Why not take the idea of generative sound literally?
John Conway certainly set the standard during the early 1970s for taking the programming-as-organism metaphor at its word with his Rules of Life. That was his game-like system in which small cellular automaton expand into a pulsing pixelfield of what resemble living, if not breathing, digital beings, especially as they get more and more complex.
Conway's mix of visual play and algorithmic ingenuity informs Seaquence.org, which may just be the coolest non-iOS interactive audio-game (or sound toy) to appear in 2010.

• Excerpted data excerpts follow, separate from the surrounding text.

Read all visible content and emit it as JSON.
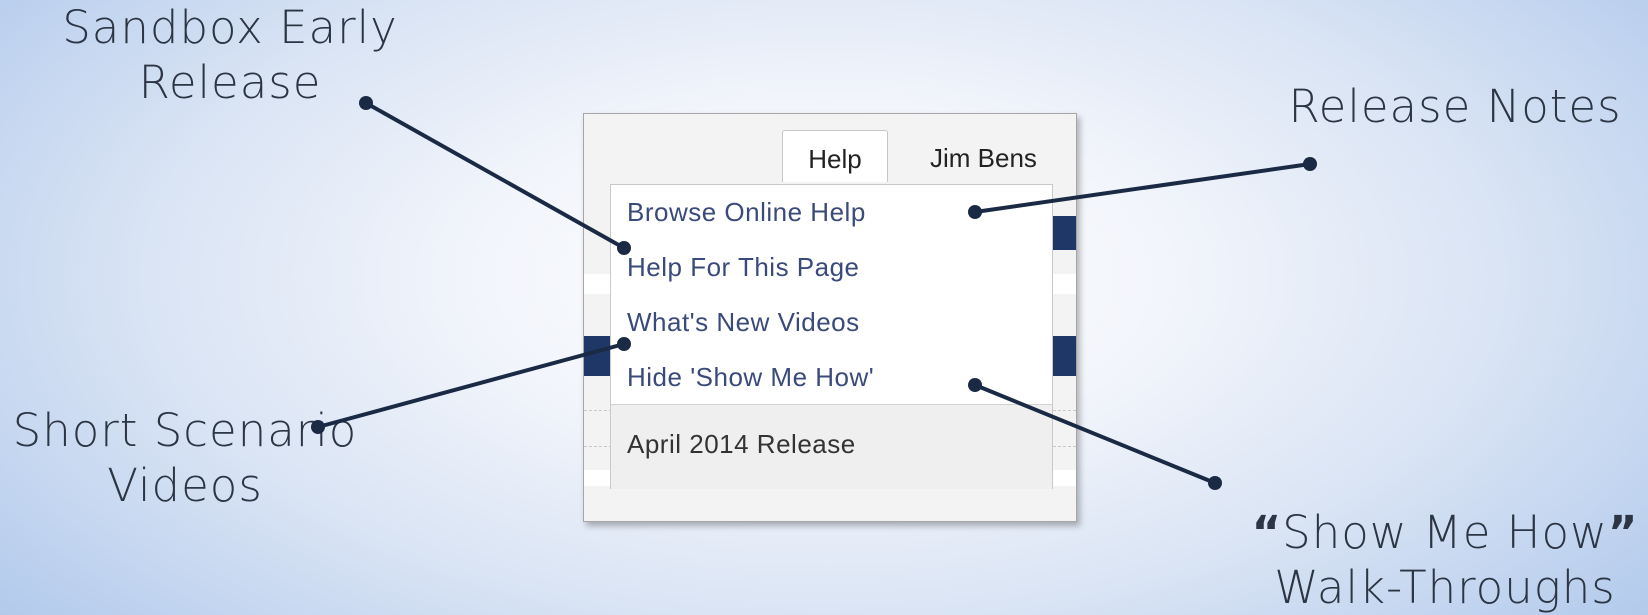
{
  "callouts": {
    "sandbox_line1": "Sandbox Early",
    "sandbox_line2": "Release",
    "release_notes": "Release Notes",
    "short_line1": "Short Scenario",
    "short_line2": "Videos",
    "showme_open_quote": "“",
    "showme_text": "Show Me How",
    "showme_close_quote": "”",
    "showme_line2": "Walk-Throughs"
  },
  "tabs": {
    "help": "Help",
    "user": "Jim Bens"
  },
  "help_menu": {
    "items": [
      "Browse Online Help",
      "Help For This Page",
      "What's New Videos",
      "Hide 'Show Me How'"
    ],
    "footer": "April 2014 Release"
  },
  "colors": {
    "connector": "#1a2a44",
    "menu_link": "#3a4a7a",
    "nav_bar": "#1e3766"
  }
}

Seaquence is a browser-based sequencer that looks like a petri dish. Or, the more you play with it, a petri dish that acts like a sequencer. You develop your own set of paramecium-ish creatures, each of which acts like a so-called "step sequencer." That means that it plays a sequence of notes that are notated in a grid-like pattern. Make one creature, toy with its musical DNA (affecting "waveform, octave, scale, melody, envelope, and volume," as the instruction explain), and then add others to see how they interact.

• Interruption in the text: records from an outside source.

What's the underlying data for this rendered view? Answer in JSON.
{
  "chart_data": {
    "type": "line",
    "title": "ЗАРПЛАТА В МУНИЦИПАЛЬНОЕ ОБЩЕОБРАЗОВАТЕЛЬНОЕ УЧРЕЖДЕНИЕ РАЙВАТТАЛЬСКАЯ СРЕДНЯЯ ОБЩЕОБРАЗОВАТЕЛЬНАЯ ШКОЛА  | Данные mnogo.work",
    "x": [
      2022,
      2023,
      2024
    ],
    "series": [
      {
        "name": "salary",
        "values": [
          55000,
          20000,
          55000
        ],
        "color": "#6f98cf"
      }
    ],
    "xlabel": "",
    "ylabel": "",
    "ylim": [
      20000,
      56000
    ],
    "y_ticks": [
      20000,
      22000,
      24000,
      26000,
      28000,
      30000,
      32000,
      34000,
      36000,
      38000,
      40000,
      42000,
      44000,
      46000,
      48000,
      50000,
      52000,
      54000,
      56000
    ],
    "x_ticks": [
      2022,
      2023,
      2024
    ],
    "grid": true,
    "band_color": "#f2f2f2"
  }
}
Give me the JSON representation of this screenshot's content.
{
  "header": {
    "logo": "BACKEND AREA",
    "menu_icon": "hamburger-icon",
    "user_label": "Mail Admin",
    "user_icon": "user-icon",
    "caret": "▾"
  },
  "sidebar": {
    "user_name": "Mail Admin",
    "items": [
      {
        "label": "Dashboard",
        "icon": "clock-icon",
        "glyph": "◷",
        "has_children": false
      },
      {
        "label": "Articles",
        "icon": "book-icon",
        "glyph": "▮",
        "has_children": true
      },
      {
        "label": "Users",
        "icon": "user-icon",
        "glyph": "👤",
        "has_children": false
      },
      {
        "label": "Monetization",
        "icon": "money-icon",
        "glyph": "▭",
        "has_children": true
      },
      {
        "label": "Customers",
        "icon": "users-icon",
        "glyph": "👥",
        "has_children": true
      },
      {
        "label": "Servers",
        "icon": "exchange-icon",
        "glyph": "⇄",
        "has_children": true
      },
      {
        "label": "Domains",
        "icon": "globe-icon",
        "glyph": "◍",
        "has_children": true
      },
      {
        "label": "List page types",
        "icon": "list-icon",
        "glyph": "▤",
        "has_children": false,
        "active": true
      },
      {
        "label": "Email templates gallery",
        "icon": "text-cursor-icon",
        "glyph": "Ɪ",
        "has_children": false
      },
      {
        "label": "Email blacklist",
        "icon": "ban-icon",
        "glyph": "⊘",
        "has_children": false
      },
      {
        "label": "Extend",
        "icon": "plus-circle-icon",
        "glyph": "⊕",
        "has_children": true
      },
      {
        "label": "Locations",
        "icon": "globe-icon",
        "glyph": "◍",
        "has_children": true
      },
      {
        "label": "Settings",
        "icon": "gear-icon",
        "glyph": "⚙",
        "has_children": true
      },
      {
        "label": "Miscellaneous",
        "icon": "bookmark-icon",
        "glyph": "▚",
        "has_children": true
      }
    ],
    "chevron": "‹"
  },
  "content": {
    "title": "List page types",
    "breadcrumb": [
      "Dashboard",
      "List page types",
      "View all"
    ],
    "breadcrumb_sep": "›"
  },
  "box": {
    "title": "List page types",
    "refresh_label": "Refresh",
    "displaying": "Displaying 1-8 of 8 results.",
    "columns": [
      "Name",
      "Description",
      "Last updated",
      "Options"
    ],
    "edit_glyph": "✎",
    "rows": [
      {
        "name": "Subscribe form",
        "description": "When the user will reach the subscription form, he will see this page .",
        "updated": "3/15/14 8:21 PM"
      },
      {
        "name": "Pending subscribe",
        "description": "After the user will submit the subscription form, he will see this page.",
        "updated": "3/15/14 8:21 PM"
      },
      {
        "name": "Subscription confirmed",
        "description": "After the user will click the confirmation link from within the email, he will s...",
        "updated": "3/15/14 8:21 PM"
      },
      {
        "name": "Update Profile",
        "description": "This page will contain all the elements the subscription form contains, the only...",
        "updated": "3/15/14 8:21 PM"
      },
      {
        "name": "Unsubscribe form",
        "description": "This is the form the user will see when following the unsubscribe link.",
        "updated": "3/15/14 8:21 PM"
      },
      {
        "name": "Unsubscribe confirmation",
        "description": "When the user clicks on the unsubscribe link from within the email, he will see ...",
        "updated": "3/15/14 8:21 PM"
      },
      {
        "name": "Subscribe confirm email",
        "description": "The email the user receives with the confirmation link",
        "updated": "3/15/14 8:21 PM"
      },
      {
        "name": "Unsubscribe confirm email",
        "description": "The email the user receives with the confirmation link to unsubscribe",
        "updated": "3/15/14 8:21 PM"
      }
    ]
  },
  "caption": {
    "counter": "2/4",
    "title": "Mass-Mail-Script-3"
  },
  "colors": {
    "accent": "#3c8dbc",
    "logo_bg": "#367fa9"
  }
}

Seaquence is an original project from Gray Area Labs, created by the artist-developers Gabriel Dunne, Daniel Massey, and Ryan Alexander, with support from Gray Area Foundation for the Arts, an arts organization based in San Francisco's Tenderloin District. There's going to be a special GAFFTA event on New Year's Eve in San Francisco that will provide new members of the organization access to a special gaffta.org edition of Seaquence, as a kind of financial support mechanism for digital artists.

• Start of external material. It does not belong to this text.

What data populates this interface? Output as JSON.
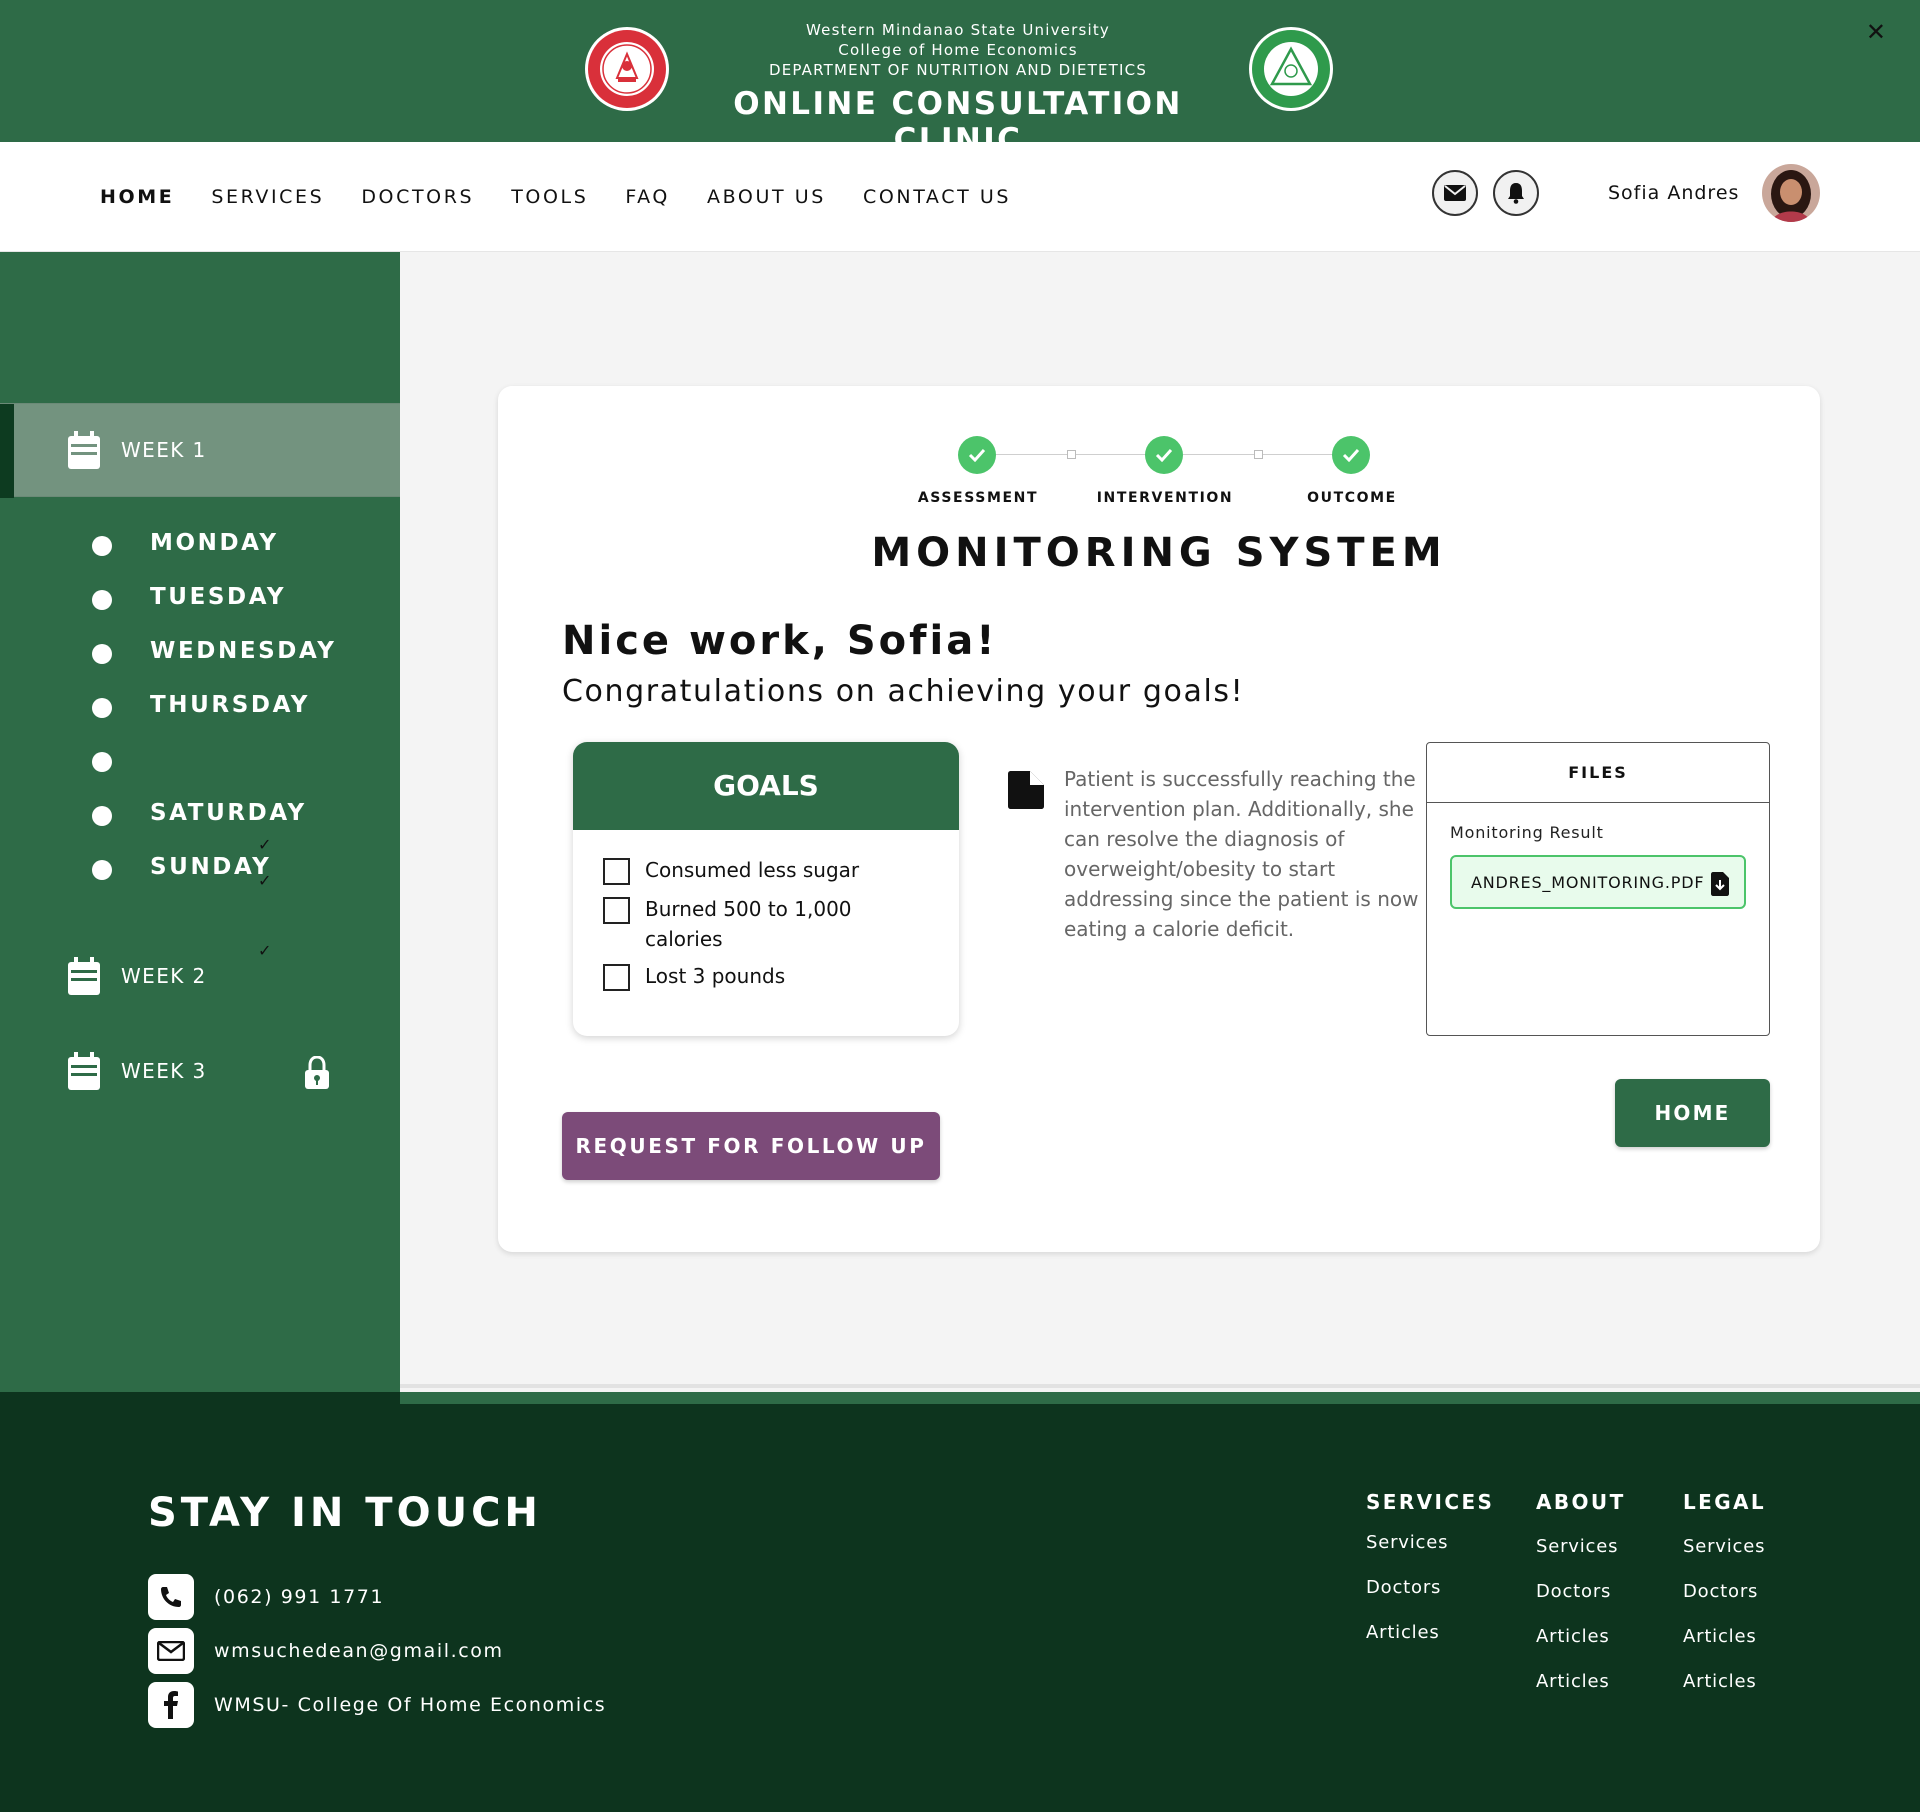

Seaquence will, however, its developers assured me, always be free. I've been interviewing one of the Seaquence developers for a series of articles about interactive sound apps. Asked about upcoming Seaquence improvements, Dunne provided a glimpse of what's next: "Some of the more obvious additions will be the ability to control the tempo and effects. We also plan to introduce user accounts with the ability to save your work under your name and favorite seaquences you like. We're building up to a larger concept of an explorable ecosystem, and consider the project perpetually in progress."